Are there any initiatives aimed at training generative AI using 100% public domain works and works authorized by the creator?

HiddenLayer555@lemmy.ml · 4 months ago

Are there any initiatives aimed at training generative AI using 100% public domain works and works authorized by the creator?

sturlabragason@lemmy.world · 4 months ago

Hey PubDomainLLM tell me something that only exists in that proprietary dataset? “I’m sorry, you’ve caught me lackin’”

You would want your LLM to be trained on as comprehensive a dataset as you can. But I would suggest we should be coming up with better ways to license proprietary works for uses like this instead of walling it up for the cable tv of proprietary knowledge gardens.

I agree with you partially in principle but not in practice.

Ultimately we want as smart LLMs as we can, just compare the best models with the mediocre ones, or use them all day long, there is a vast difference.

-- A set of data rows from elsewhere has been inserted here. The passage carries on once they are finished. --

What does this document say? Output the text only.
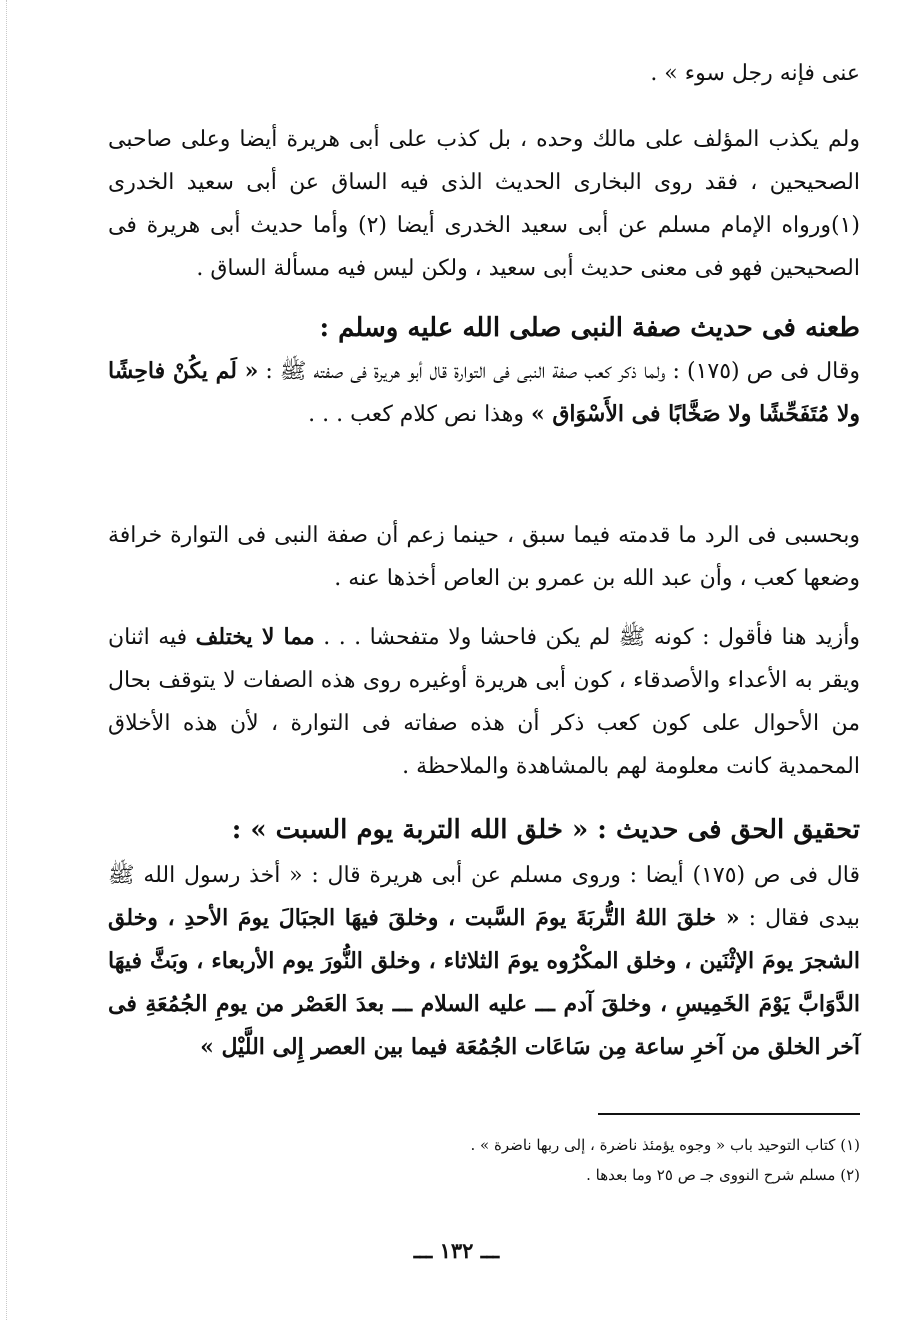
عنى فإنه رجل سوء » .

ولم يكذب المؤلف على مالك وحده ، بل كذب على أبى هريرة أيضا وعلى صاحبى الصحيحين ، فقد روى البخارى الحديث الذى فيه الساق عن أبى سعيد الخدرى (١)ورواه الإمام مسلم عن أبى سعيد الخدرى أيضا (٢) وأما حديث أبى هريرة فى الصحيحين فهو فى معنى حديث أبى سعيد ، ولكن ليس فيه مسألة الساق .

طعنه فى حديث صفة النبى صلى الله عليه وسلم :

وقال فى ص (١٧٥) : ولما ذكر كعب صفة النبى فى التوارة قال أبو هريرة فى صفته ﷺ : « لَم يكُنْ فاحِشًا ولا مُتَفَحِّشًا ولا صَخَّابًا فى الأَسْوَاق » وهذا نص كلام كعب . . .

وبحسبى فى الرد ما قدمته فيما سبق ، حينما زعم أن صفة النبى فى التوارة خرافة وضعها كعب ، وأن عبد الله بن عمرو بن العاص أخذها عنه .

وأزيد هنا فأقول : كونه ﷺ لم يكن فاحشا ولا متفحشا . . . مما لا يختلف فيه اثنان ويقر به الأعداء والأصدقاء ، كون أبى هريرة أوغيره روى هذه الصفات لا يتوقف بحال من الأحوال على كون كعب ذكر أن هذه صفاته فى التوارة ، لأن هذه الأخلاق المحمدية كانت معلومة لهم بالمشاهدة والملاحظة .

تحقيق الحق فى حديث : « خلق الله التربة يوم السبت » :

قال فى ص (١٧٥) أيضا : وروى مسلم عن أبى هريرة قال : « أخذ رسول الله ﷺ بيدى فقال : « خلقَ اللهُ التُّربَةَ يومَ السَّبت ، وخلقَ فيهَا الجبَالَ يومَ الأحدِ ، وخلق الشجرَ يومَ الإثْنَين ، وخلق المكْرُوه يومَ الثلاثاء ، وخلق النُّورَ يوم الأربعاء ، وبَثَّ فيهَا الدَّوَابَّ يَوْمَ الخَمِيسِ ، وخلقَ آدم ـــ عليه السلام ـــ بعدَ العَصْر من يومِ الجُمُعَةِ فى آخر الخلق من آخرِ ساعة مِن سَاعَات الجُمُعَة فيما بين العصر إِلى اللَّيْل »

(١) كتاب التوحيد باب « وجوه يؤمئذ ناضرة ، إلى ربها ناضرة » .

(٢) مسلم شرح النووى جـ ص ٢٥ وما بعدها .

ـــ ١٣٢ ـــ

cecilkorik@lemmy.ca · 4 months ago

Ultimately we want as smart LLMs as we can,

We do? I want LLMs to die in a fire (which they will likely cause by vastly and rapidly increasing global warming, so the problem at least solves itself)

We are not the same.

sturlabragason@lemmy.world · edit-2 4 months ago

I’ll make sure to let them know once they come for us.

But yeah agree about energy efficiency… and that we are probably pretty polarized on this matter.

Edit; which is cool because looking at your comment history we agree on a lot of other shit😊

cecilkorik@lemmy.ca · 4 months ago

I was just making some snide commentary for fun. It was a little bit at your expense I admit. I appreciate you for not taking it personally! This is why we can sometimes have nice things.

sturlabragason@lemmy.world · 4 months ago

Thanks! I love lemmy. ❤️

I use LLMs daily and think they are amazing technology.

Capitalism sadly seems to agree with me very aggressively.